Long-lived access tokens are simpler to set up but require you to manage token rotation and ensure the token has appropriate permissions for your workflow.

## Example

This example shows how to inject all environment variables from the `tinyco/someProject/myEnv` environment into the GitHub Workflow from where it is called.

```yaml
on:
  - pull_request

permissions:
  id-token: write
  contents: read

jobs:
  test-all-key-injection:
    runs-on: ubuntu-latest
    steps:
      - name: Check out repository
        uses: actions/checkout@v4
      - name: Authenticate with Pulumi Cloud
        uses: pulumi/auth-actions@v1
        with:
          organization: pulumi
          requested-token-type: urn:pulumi:token-type:access_token:organization
      - name: Install and inject ESC environment variables
        uses: pulumi/esc-action@v1
        with:
          environment: 'tinyco/someProject/myEnv'
      - name: Verify environment variables were injected
        run: |
          echo "Testing env injection..."
          echo "FOO=$FOO"
          echo "SOME_IMPORTANT_KEY=$SOME_IMPORTANT_KEY"
          echo "TEST_ENV=$TEST_ENV"
```

## Use cases

- **Injecting secrets into GitHub Actions**: The GitHub Action can be used to inject secrets into GitHub Actions workflows, allowing you to dynamically access your secrets from ESC as they are needed, rather than storing them in GitHub Secrets as long-lived static secrets. This allows you to leverage many of ESC's key features, such as automatic secret rotation and short-lived dynamic credentials and secrets and prevents secret sprawl.
- **Running ESC commands in GitHub Actions**: The GitHub Action can be used to run any arbitrary ESC commands in GitHub Actions workflows, beyond just injecting secrets. This allows you to use ESC as part of your CI/CD pipeline and create, update, or open environments automatically as part of your workflow.

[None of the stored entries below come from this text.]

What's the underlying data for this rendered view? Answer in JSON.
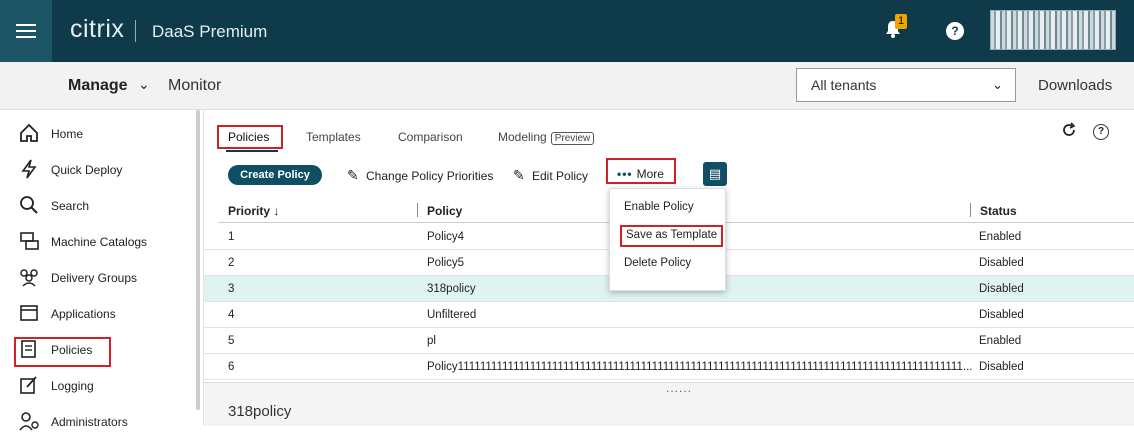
{
  "header": {
    "logo": "citrix",
    "product": "DaaS Premium",
    "notification_count": "1",
    "help": "?"
  },
  "subbar": {
    "manage": "Manage",
    "monitor": "Monitor",
    "tenant_select": "All tenants",
    "downloads": "Downloads"
  },
  "sidebar": {
    "items": [
      {
        "label": "Home",
        "icon": "home-icon"
      },
      {
        "label": "Quick Deploy",
        "icon": "bolt-icon"
      },
      {
        "label": "Search",
        "icon": "search-icon"
      },
      {
        "label": "Machine Catalogs",
        "icon": "machine-icon"
      },
      {
        "label": "Delivery Groups",
        "icon": "group-icon"
      },
      {
        "label": "Applications",
        "icon": "window-icon"
      },
      {
        "label": "Policies",
        "icon": "policy-icon"
      },
      {
        "label": "Logging",
        "icon": "log-icon"
      },
      {
        "label": "Administrators",
        "icon": "admin-icon"
      }
    ]
  },
  "tabs": [
    "Policies",
    "Templates",
    "Comparison",
    "Modeling"
  ],
  "preview_badge": "Preview",
  "toolbar": {
    "create": "Create Policy",
    "change_priorities": "Change Policy Priorities",
    "edit": "Edit Policy",
    "more": "More"
  },
  "table": {
    "headers": [
      "Priority ↓",
      "Policy",
      "Status"
    ],
    "rows": [
      [
        "1",
        "Policy4",
        "Enabled"
      ],
      [
        "2",
        "Policy5",
        "Disabled"
      ],
      [
        "3",
        "318policy",
        "Disabled"
      ],
      [
        "4",
        "Unfiltered",
        "Disabled"
      ],
      [
        "5",
        "pl",
        "Enabled"
      ],
      [
        "6",
        "Policy1111111111111111111111111111111111111111111111111111111111111111111111111111111111111111111...",
        "Disabled"
      ]
    ]
  },
  "more_menu": [
    "Enable Policy",
    "Save as Template",
    "Delete Policy"
  ],
  "detail": {
    "dots": "......",
    "title": "318policy"
  },
  "colors": {
    "header_bg": "#0e3a4a",
    "accent": "#0e4f63",
    "highlight_red": "#d0202a",
    "selected_row": "#e0f3f3"
  }
}
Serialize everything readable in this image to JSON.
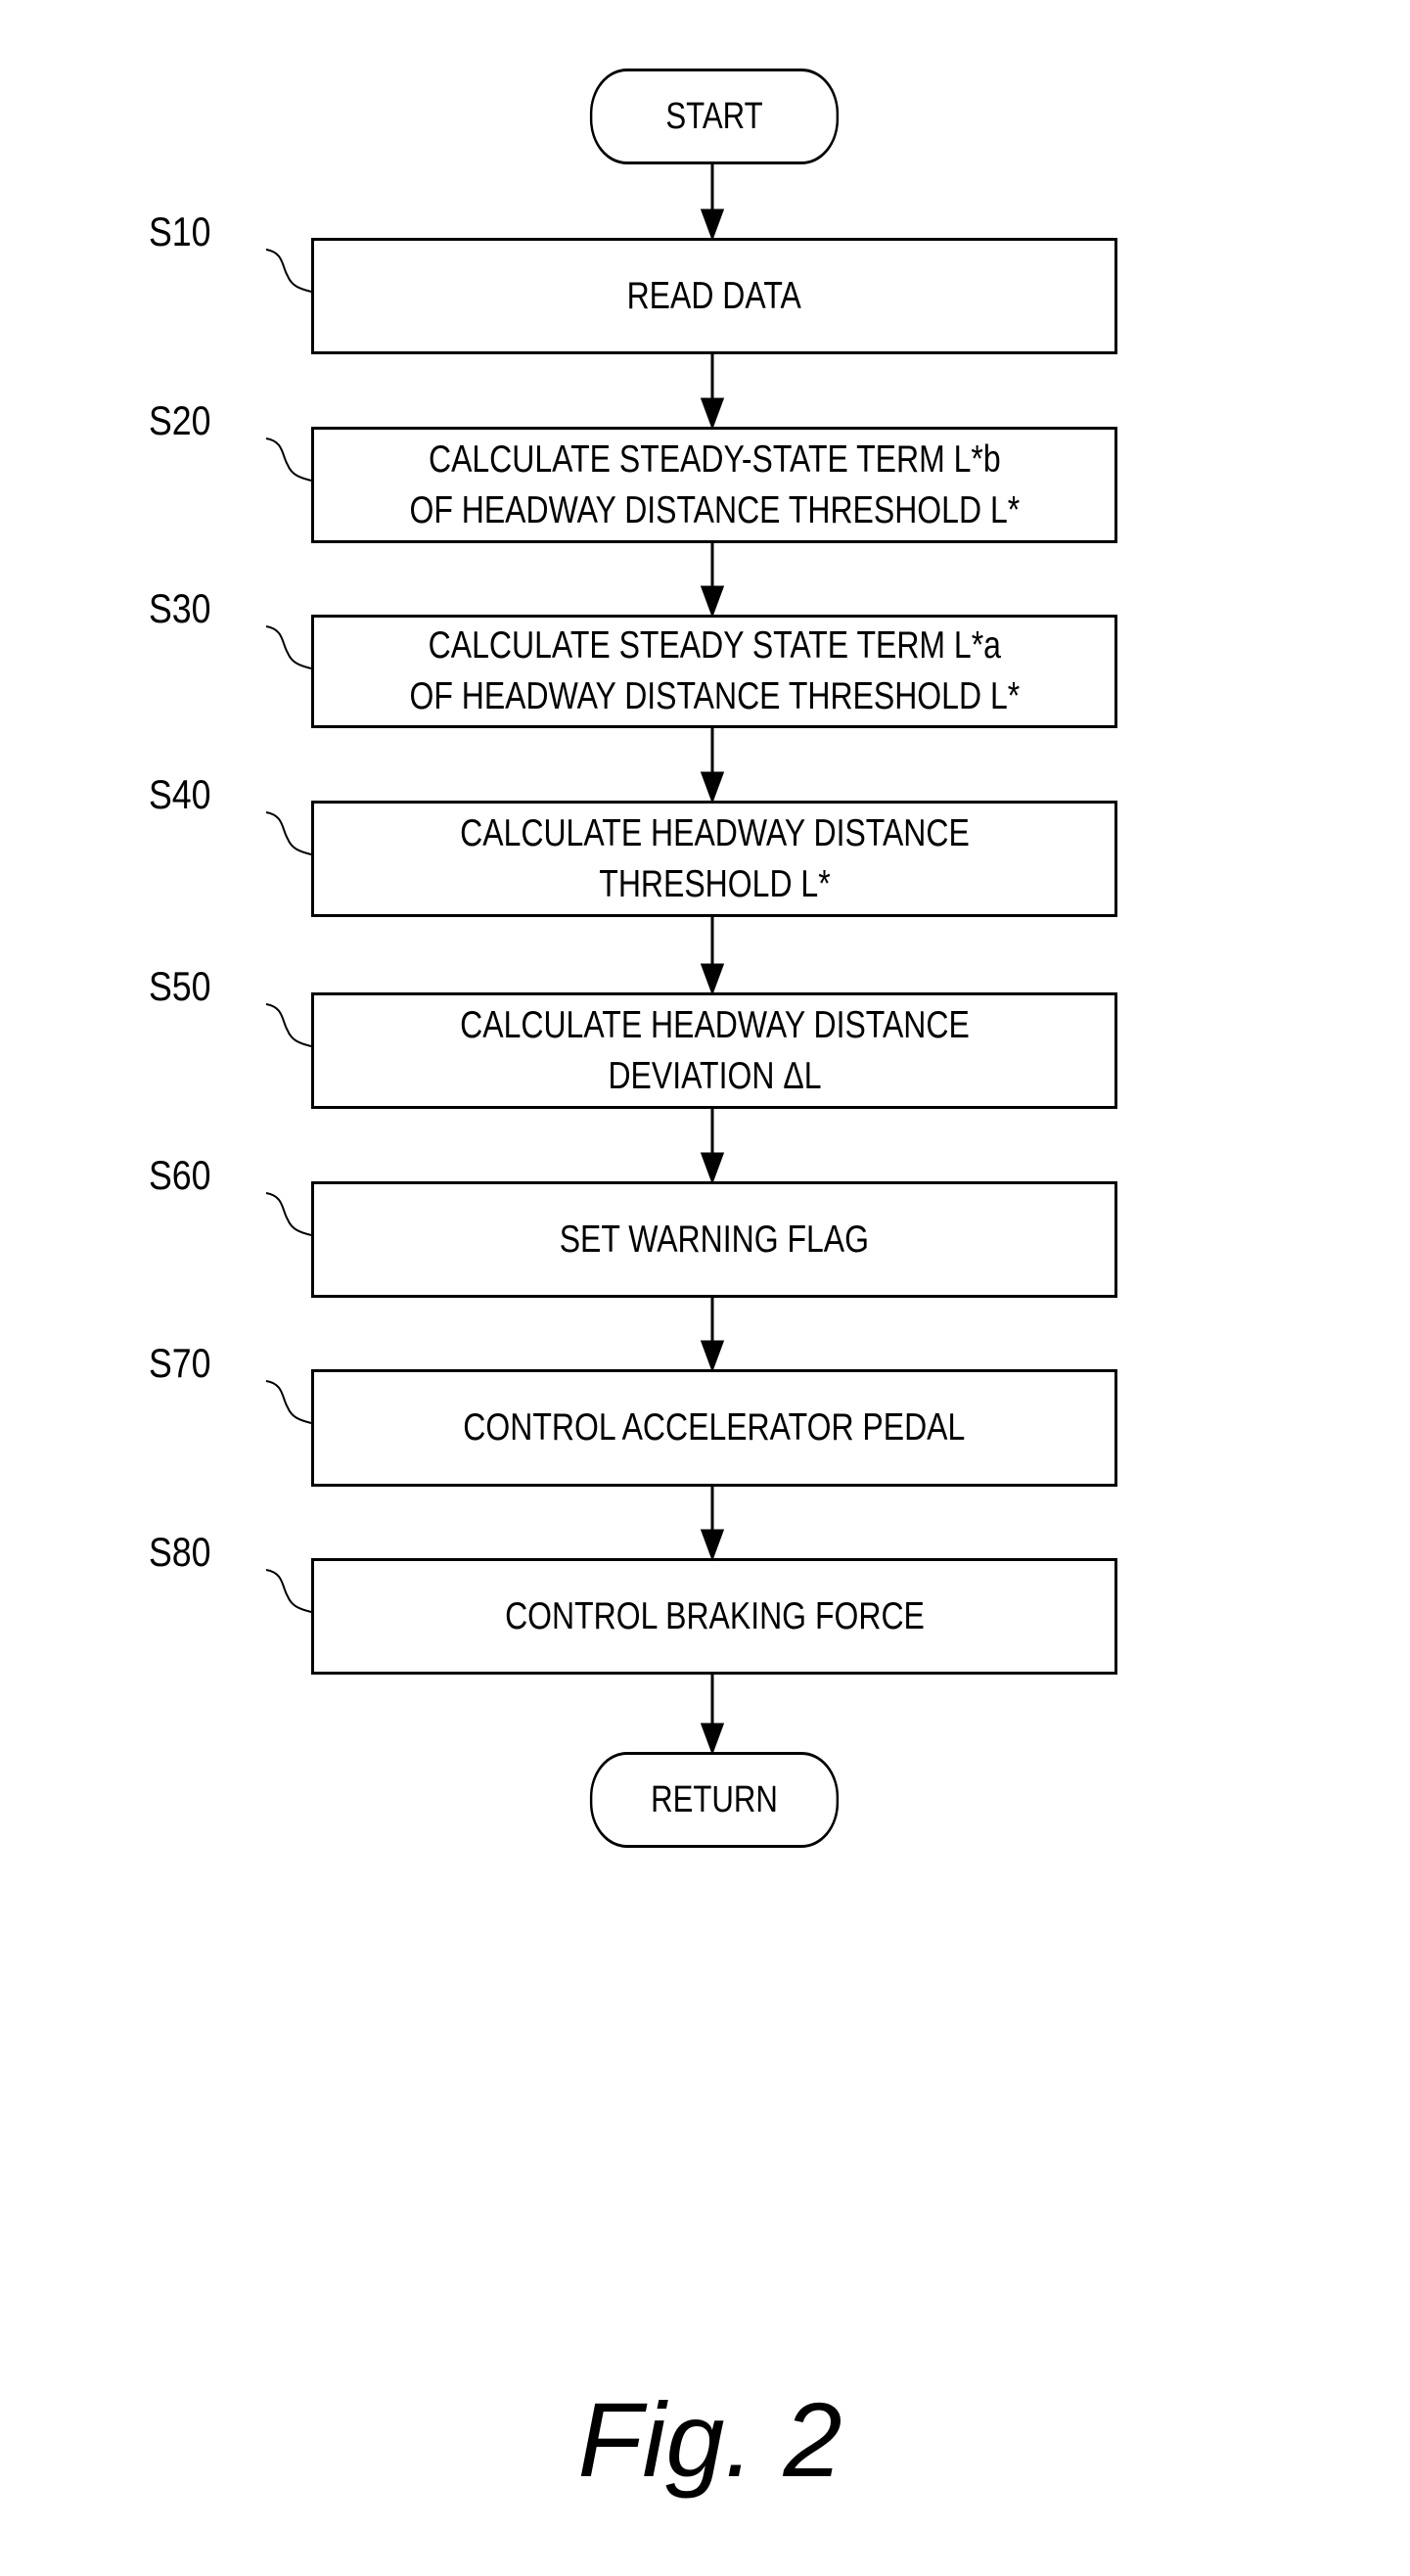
{
  "terminals": {
    "start": "START",
    "end": "RETURN"
  },
  "steps": [
    {
      "id": "S10",
      "text": "READ DATA"
    },
    {
      "id": "S20",
      "text": "CALCULATE STEADY-STATE TERM L*b\nOF HEADWAY DISTANCE THRESHOLD L*"
    },
    {
      "id": "S30",
      "text": "CALCULATE STEADY STATE TERM L*a\nOF HEADWAY DISTANCE THRESHOLD L*"
    },
    {
      "id": "S40",
      "text": "CALCULATE HEADWAY DISTANCE\nTHRESHOLD L*"
    },
    {
      "id": "S50",
      "text": "CALCULATE HEADWAY DISTANCE\nDEVIATION ΔL"
    },
    {
      "id": "S60",
      "text": "SET WARNING FLAG"
    },
    {
      "id": "S70",
      "text": "CONTROL ACCELERATOR PEDAL"
    },
    {
      "id": "S80",
      "text": "CONTROL BRAKING FORCE"
    }
  ],
  "caption": "Fig. 2"
}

## Importing secrets from GitHub Actions

If you have existing secrets in GitHub that you would like to import into ESC, you can run a one-time GitHub Action workflow like the following:

```yaml
name: Export secrets to ESC

on:
  - workflow_dispatch

permissions:
  id-token: write
  contents: read

jobs:
  export-to-esc:
    runs-on: ubuntu-latest
    name: Export GitHub secrets to ESC
    steps:
      - name: Install ESC CLI
        uses: pulumi/esc-action@v1
      - name: Authenticate with Pulumi Cloud
        uses: pulumi/auth-actions@v1
        with:
          organization: pulumi
          requested-token-type: urn:pulumi:token-type:access_token:organization
      - name: Export secrets to ESC
        run: |
          esc env get $ESC_ENVIRONMENT || esc env init $ESC_ENVIRONMENT
          echo "$GITHUB_SECRETS" | python3 -c 'import sys, yaml, json; j=json.loads(sys.stdin.read()); print(yaml.safe_dump({"values": {"environmentVariables": {name: {"fn::secret": value} for (name, value) in j.items() if name != "github_token"}}}))' | esc env edit $ESC_ENVIRONMENT -f -
        shell: bash
        env:
          ESC_ENVIRONMENT: myorg/myproject/myenvironment
          GITHUB_SECRETS: ${{ toJSON(secrets) }}
```

This workflow will export all GitHub secrets available to that repository into the specified ESC environment. You can run this workflow manually from the GitHub Actions UI.